Knowledge management (KM) is now becoming more vital for successful management of construction projects and also as a complement to the business activities of the organisations. With knowledge-based economy increasingly growing, knowledge is becoming an important asset for organisational success among other assets such as capital, materials, machineries, and properties (Kelleher & Levene, 2001; Fong & Wong, 2005). Through successful knowledge capturing, sharing and creation, industrial companies can improve the process of organisational learning to enhance the performance of the organisations and create more possibilities to gain competitive advantages (Li & Gao, 2003; KLICON, 1999; Ahmad & An, 2008).

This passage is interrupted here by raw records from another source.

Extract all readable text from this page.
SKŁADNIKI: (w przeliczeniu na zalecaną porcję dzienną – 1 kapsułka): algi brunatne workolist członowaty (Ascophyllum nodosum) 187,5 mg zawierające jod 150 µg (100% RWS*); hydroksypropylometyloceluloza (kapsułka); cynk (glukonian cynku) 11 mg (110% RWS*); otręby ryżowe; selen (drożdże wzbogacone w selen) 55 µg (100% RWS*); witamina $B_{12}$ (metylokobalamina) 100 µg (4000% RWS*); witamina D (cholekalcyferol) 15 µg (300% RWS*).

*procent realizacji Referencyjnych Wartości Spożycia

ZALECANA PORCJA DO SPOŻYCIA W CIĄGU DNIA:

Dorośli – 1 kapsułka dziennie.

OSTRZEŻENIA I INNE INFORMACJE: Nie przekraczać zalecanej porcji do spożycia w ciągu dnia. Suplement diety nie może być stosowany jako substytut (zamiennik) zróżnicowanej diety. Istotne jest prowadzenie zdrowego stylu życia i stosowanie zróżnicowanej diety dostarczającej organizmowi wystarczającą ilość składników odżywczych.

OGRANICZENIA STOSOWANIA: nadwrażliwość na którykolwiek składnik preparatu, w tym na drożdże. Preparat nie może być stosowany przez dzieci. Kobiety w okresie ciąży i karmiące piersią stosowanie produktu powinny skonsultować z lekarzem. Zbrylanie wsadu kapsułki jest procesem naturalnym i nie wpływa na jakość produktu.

The current interest in KM has been motivated by the need for continuous changes and improvements to enhance the construction processes (KLICON, 1999). KM has benefited from the remarkable development of computer technology which provides the people with the ability to digitally capture, search and transmit knowledge and electronically contact with other people (Carrillo et al., 2000; Blumentritt & Johnston, 1999). The construction organisations have showed an increased awareness of KM as a necessary prerequisite for improving quality, business performance, efficiency of project delivery, relationships with partners, suppliers and clients and innovations to gain competitive advantages (Egan, 1998; Kamara et al., 2002; Love et al., 2003). KM systems provide end-users with the tools and services necessary to capture, share, re-use, update, and create new experiences and best practices to aid them in processes, such as problem-solving, decision-making and innovation, without having to spend extra time, effort and resources on reinventing solutions that have already been invented elsewhere in the organizations (Ahmad et al., 2007).